Online authority and digital trust
Summary: In this post, I review some of the ways that trust is earned online, including voting, feedback, human editors and inbound links. Why don’t we have mechanisms like these to measure the trustworthiness of companies?
Bruno Giussani published some notes recently from a conference in Amsterdam, including this comment from Wall Street Journal tech columnist Walt Mossberg:
There is a digital tidal wave that changes every walk of life, every business, every part of the society. The question of this session is: how can we tell who has authority in today’s world?
So far 100% of the people who’ve voted in yesterday’s poll prioritize trust over privacy.
Trust is critical. Authority is critical. But why do we need to trust companies? Here are a few thoughts:
- We have to trust that the companies we give our information to won’t ever make a mistake and accidentally release it to the public, such as my recent experience when Lingo gave me the email addresses of 14,000 customers.

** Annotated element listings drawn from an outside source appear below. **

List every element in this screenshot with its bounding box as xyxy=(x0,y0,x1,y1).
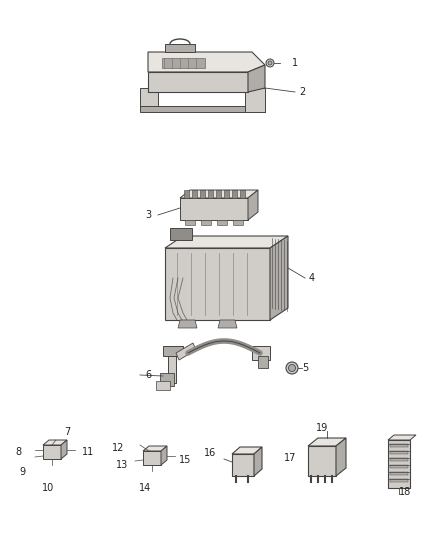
Circle shape xyxy=(289,365,296,372)
Bar xyxy=(390,472,408,475)
Bar xyxy=(201,220,211,225)
Polygon shape xyxy=(388,435,416,440)
Text: 19: 19 xyxy=(316,423,328,433)
Polygon shape xyxy=(200,190,205,198)
Text: 7: 7 xyxy=(64,427,70,437)
Text: 18: 18 xyxy=(399,487,411,497)
Circle shape xyxy=(286,362,298,374)
Text: 6: 6 xyxy=(145,370,151,380)
Polygon shape xyxy=(148,72,248,92)
Polygon shape xyxy=(240,190,245,198)
Bar xyxy=(390,479,408,482)
Bar xyxy=(390,465,408,468)
Circle shape xyxy=(268,61,272,65)
Bar xyxy=(217,220,227,225)
Polygon shape xyxy=(160,373,174,386)
Polygon shape xyxy=(252,346,270,360)
Polygon shape xyxy=(218,320,237,328)
Bar xyxy=(185,220,195,225)
Polygon shape xyxy=(184,190,189,198)
Polygon shape xyxy=(270,236,288,320)
Polygon shape xyxy=(254,447,262,476)
Bar xyxy=(180,198,248,220)
Polygon shape xyxy=(208,190,213,198)
Text: 11: 11 xyxy=(82,447,94,457)
Polygon shape xyxy=(178,320,197,328)
Bar xyxy=(390,451,408,454)
Polygon shape xyxy=(224,190,229,198)
Polygon shape xyxy=(43,440,67,445)
Text: 1: 1 xyxy=(292,58,298,68)
Polygon shape xyxy=(143,446,167,451)
Polygon shape xyxy=(245,88,265,112)
Bar xyxy=(143,451,161,465)
Bar xyxy=(390,458,408,461)
Polygon shape xyxy=(216,190,221,198)
Polygon shape xyxy=(176,343,196,360)
Text: 15: 15 xyxy=(179,455,191,465)
Bar xyxy=(168,348,176,383)
Bar xyxy=(163,346,183,356)
Bar xyxy=(43,445,61,459)
Polygon shape xyxy=(192,190,197,198)
Polygon shape xyxy=(161,446,167,465)
Polygon shape xyxy=(232,447,262,454)
Circle shape xyxy=(266,59,274,67)
Bar xyxy=(308,446,336,476)
Text: 14: 14 xyxy=(139,483,151,493)
Text: 10: 10 xyxy=(42,483,54,493)
Polygon shape xyxy=(61,440,67,459)
Bar xyxy=(170,228,192,240)
Bar xyxy=(233,220,243,225)
Text: 2: 2 xyxy=(299,87,305,97)
Text: 17: 17 xyxy=(284,453,296,463)
Bar xyxy=(232,454,254,476)
Polygon shape xyxy=(140,88,158,108)
Bar xyxy=(390,444,408,447)
Polygon shape xyxy=(156,381,170,390)
Text: 13: 13 xyxy=(116,460,128,470)
Polygon shape xyxy=(165,44,195,52)
Text: 3: 3 xyxy=(145,210,151,220)
Polygon shape xyxy=(140,106,265,112)
Polygon shape xyxy=(232,190,237,198)
Text: 16: 16 xyxy=(204,448,216,458)
Polygon shape xyxy=(248,65,265,92)
Polygon shape xyxy=(162,58,205,68)
Polygon shape xyxy=(148,52,265,72)
Polygon shape xyxy=(258,356,268,368)
Text: 5: 5 xyxy=(302,363,308,373)
Polygon shape xyxy=(165,236,288,248)
Text: 8: 8 xyxy=(15,447,21,457)
Bar xyxy=(388,440,410,488)
Bar xyxy=(165,248,270,320)
Polygon shape xyxy=(308,438,346,446)
Polygon shape xyxy=(180,190,258,198)
Polygon shape xyxy=(336,438,346,476)
Polygon shape xyxy=(248,190,258,220)
Text: 9: 9 xyxy=(19,467,25,477)
Text: 12: 12 xyxy=(112,443,124,453)
Text: 4: 4 xyxy=(309,273,315,283)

- We have to trust that the companies we give our information to are not conducting activities in such a way as to expose them to subpoenas.
- We have to trust that the digital security mechanisms they have in place are sufficient to prevent malicious access.
- We have to trust that the company itself doesn’t have any malicious or undesired intent.
Those are pretty heavy burdens of proof for online companies, and most are highly difficult to prove—I mean, seriously, how many consumers have the faintest idea of the digital security mechanisms that Facebook does or doesn’t have in place?
The actual process is similar to voting for president. You can’t know in advance every issue that might come up during a presidency, so you decide if you trust the person as a whole based on your individual impressions. The hope is that you can count on someone to do the right thing even if you have no idea of the future circumstances that person will face.
Wouldn’t it be nice, though, if there were some way of measuring trust in companies? It shouldn’t be too hard.
Right now, we’ve got some decent, explicit methods for indicating the trustworthiness of sources:
- Votes: Sites like Digg and StumbleUpon use a voting system to try to get the cream to rise to the top.
- Feedback: eBay and their Kiwi counterpart TradeMe use a feedback rating system to increase buyer confidence.
- Human editors: Slashdot relies on a human-powered filtering process to ensure only good stories make it to the site.
- Inbound links: The lifeblood of Google and the bane of any new site-owner’s existence. Technorati also relies on these for its rankings.
Even though we all know that they can be gamed, these methods are still useful as an indicator of website or page quality. But there’s no such thing for companies, really; no standardized, democratized eBay-type rating system that allows users to share their experiences with each other.
Do you think such a thing would be useful to have? And what would be the best way to implement it—how should it work so that it doesn’t get gamed, either by consumers or by the company itself?